Transparence, rationnalité et qualité minimale

La proposition législative des deux firmes rejoint pour l’essentiel celle de la FCC et de l’Open Internet Coalition, une association regroupant de nombreux acteurs du web comme Facebook, Amazon ou Google justement. Elle reconnaît d’abord le droit aux utilisateurs de large bande d’accéder à tous les contenus et services de leur choix au moyen de tout appareil. Ensuite, les opérateurs sont tenus de ne pas développer des pratiques discriminatoires indues, toute priorisation d’un trafic sur un autre étant ainsi en principe prohibée. Ils peuvent en revanche pratiquer une gestion du trafic raisonnable, un critère subjectif et donc difficile à juger, comme le souligne Jens Kaessner de l’Ofcom. Autre élément, les opérateurs doivent être transparents et informer les utilisateurs de leurs offres et pratiques de gestion du réseau. Enfin, la FCC a autorisé pour punir si nécessaire des entreprises ne se conformant pas aux règles de la neutralité du net avec des amendes allant jusqu’à 2 millions de dollars. Deux aspects de la proposition de Google et Verizon ont toutefois rapidement suscité des critiques outre-Atlantique. Tout d’abord l’exclusion d’internet mobile, alors même que c’est le secteur qui enregistre le plus fort essor et où l’on craint le plus des accords payants entre opérateurs et fournisseurs de services en ligne. Deuxième exclusion problématique, celle de «services en ligne additionnels» distincts de l’accès large bande. Sous cette bannière vague, les opérateurs pourraient en effet proposer des services managés spécifiques non-conformes à la neutralité du net, mais usant d’autres réseaux que l’internet public.
Côté européen, l’approche de la problématique de la neutralité du net est différente. Emboîtant le pas à la France qui s’est livrée à l’exercice avant l’été, la Commission Européenne (CE) a lancé fin juin une «consultation sur la neutralité du net» destinée à recueillir les avis de toutes les parties concernées. Courant jusqu’à fin septembre, cette consultation devrait déboucher sur un rapport de la Commission sur la neutralité d’internet publié en fin d’année. La CE souhaite surtout déterminer si le cadre règlementaire en vigueur est suffisant ou si elle doit agir pour garantir des conditions équitables. Car l’Union Européenne dispose d’ores et déjà d’instruments pour préserver la neutralité du net. En premier lieu, les opérateurs sont obligés d’être transparents quant à leurs pratiques. Qui plus est, toute modification de ces pratiques donne le droit aux abonnés de résilier immédiatement leur contrat. Par ailleurs, en cas de menace sur le bon fonctionnement des réseaux, le nouveau cadre règlementaire européen donne au pays membres la possibilité de fixer une qualité minimale de service que devront garantir les opérateurs.
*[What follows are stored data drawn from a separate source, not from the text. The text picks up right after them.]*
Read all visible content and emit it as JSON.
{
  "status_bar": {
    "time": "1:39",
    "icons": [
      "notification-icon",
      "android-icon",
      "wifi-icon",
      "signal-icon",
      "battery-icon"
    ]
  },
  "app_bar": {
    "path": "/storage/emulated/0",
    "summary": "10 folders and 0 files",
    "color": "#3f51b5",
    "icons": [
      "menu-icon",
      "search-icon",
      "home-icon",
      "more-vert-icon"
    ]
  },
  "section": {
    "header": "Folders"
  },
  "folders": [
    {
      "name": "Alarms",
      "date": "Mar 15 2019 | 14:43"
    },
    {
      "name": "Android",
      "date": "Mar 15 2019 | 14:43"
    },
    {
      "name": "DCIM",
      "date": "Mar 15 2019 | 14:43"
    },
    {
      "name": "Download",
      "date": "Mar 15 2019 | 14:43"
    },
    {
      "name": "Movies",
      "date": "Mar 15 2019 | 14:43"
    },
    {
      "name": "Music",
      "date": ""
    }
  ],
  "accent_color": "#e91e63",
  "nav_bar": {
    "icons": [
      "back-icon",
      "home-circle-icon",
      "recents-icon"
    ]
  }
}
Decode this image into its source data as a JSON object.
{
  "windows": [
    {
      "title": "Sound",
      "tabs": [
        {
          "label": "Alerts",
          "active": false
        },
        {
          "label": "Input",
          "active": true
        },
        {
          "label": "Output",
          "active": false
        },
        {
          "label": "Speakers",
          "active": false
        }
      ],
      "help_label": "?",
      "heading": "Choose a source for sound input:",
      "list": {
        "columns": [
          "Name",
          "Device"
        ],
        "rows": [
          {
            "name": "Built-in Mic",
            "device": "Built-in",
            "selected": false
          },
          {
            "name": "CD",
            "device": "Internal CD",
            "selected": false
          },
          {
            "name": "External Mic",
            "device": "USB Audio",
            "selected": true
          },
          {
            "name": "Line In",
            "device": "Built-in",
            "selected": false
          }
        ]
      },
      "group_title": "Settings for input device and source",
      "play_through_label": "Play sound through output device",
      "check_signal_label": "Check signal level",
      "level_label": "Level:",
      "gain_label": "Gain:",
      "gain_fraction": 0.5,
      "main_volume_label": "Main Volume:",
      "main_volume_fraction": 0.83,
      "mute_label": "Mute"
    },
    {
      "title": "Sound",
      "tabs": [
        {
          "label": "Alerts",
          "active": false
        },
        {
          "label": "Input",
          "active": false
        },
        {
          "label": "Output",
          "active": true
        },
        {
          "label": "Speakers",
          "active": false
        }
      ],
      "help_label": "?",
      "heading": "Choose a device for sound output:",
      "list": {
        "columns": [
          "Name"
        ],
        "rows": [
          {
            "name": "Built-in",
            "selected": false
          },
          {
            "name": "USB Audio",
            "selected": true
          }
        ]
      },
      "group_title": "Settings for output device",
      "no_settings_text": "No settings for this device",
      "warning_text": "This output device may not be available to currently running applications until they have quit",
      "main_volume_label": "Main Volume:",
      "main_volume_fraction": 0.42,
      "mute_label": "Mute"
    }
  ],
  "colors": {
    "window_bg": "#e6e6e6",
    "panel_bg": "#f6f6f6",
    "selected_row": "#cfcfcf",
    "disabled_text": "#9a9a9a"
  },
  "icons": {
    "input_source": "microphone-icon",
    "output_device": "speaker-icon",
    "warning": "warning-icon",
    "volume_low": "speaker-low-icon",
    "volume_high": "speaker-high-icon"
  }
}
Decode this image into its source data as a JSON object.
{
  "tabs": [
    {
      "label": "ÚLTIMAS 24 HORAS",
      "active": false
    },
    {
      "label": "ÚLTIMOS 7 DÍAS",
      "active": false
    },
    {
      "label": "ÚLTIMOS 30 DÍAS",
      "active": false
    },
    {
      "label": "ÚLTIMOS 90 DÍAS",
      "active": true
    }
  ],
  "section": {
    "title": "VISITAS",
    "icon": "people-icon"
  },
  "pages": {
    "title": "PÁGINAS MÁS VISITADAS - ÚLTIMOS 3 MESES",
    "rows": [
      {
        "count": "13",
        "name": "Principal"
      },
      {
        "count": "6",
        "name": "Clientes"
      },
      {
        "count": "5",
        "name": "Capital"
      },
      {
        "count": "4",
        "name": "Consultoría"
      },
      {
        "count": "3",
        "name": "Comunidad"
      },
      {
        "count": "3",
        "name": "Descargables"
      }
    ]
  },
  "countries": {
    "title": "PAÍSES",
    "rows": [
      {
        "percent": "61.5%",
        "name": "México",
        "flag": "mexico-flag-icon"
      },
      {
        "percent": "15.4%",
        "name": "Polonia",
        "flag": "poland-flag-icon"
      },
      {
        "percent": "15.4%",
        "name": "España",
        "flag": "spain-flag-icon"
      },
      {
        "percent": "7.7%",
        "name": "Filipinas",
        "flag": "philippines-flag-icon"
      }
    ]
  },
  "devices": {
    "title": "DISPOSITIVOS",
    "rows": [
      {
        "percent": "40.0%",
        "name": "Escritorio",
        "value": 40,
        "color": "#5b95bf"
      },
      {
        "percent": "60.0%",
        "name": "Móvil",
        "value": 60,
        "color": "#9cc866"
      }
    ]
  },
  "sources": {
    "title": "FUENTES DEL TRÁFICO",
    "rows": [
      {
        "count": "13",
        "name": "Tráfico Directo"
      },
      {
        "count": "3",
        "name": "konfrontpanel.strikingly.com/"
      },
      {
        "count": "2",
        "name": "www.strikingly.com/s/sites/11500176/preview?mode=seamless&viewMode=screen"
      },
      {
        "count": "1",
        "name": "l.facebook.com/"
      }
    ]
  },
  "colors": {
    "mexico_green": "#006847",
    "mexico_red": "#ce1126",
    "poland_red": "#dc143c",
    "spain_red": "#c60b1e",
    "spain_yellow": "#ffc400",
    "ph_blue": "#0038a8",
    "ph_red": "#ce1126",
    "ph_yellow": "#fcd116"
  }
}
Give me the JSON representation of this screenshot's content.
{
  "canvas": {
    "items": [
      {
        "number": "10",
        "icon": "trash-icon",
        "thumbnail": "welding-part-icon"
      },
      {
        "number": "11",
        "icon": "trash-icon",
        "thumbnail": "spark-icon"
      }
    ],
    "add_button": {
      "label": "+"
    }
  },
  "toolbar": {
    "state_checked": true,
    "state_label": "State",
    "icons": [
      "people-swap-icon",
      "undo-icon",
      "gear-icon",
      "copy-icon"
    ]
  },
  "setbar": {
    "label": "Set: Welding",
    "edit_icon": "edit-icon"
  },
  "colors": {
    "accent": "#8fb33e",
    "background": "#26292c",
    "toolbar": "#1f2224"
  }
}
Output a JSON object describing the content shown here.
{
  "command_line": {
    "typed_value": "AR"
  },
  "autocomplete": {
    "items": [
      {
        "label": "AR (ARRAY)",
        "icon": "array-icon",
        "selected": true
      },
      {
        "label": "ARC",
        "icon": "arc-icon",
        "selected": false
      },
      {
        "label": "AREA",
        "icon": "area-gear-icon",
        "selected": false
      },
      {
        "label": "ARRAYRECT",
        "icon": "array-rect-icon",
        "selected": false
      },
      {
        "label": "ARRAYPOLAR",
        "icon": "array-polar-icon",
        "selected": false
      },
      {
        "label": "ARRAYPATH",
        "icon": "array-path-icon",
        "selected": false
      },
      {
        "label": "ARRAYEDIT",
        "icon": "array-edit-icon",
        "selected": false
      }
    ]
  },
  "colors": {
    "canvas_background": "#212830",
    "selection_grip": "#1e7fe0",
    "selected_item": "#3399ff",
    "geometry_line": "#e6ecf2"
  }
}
Un débat public nécessaire

Economiquement et techniquement, internet est un système éminemment complexe impliquant de multiples acteurs et intérêts. Cette complexité se reflète dans les discussions actuelles sur la neutralité du net et fait craindre que de nouvelles régulations ne provoquent des effets pires que ceux que l’on prétend combattre.
Quelles que soient les mesures qui seront finalement prises ou non des deux côtés de l’Atlantique et en Suisse, elles ne manqueront pas de nous affecter, en tant que personne privée, que citoyen et qu’employé, étant donné l’omniprésence du net dans notre société. S’il est un regret que l’on peut déjà formuler, c’est celui du désintérêt des parlements et du grand public pour une question qui n’est pas uniquement économique et technique, mais éminemment politique.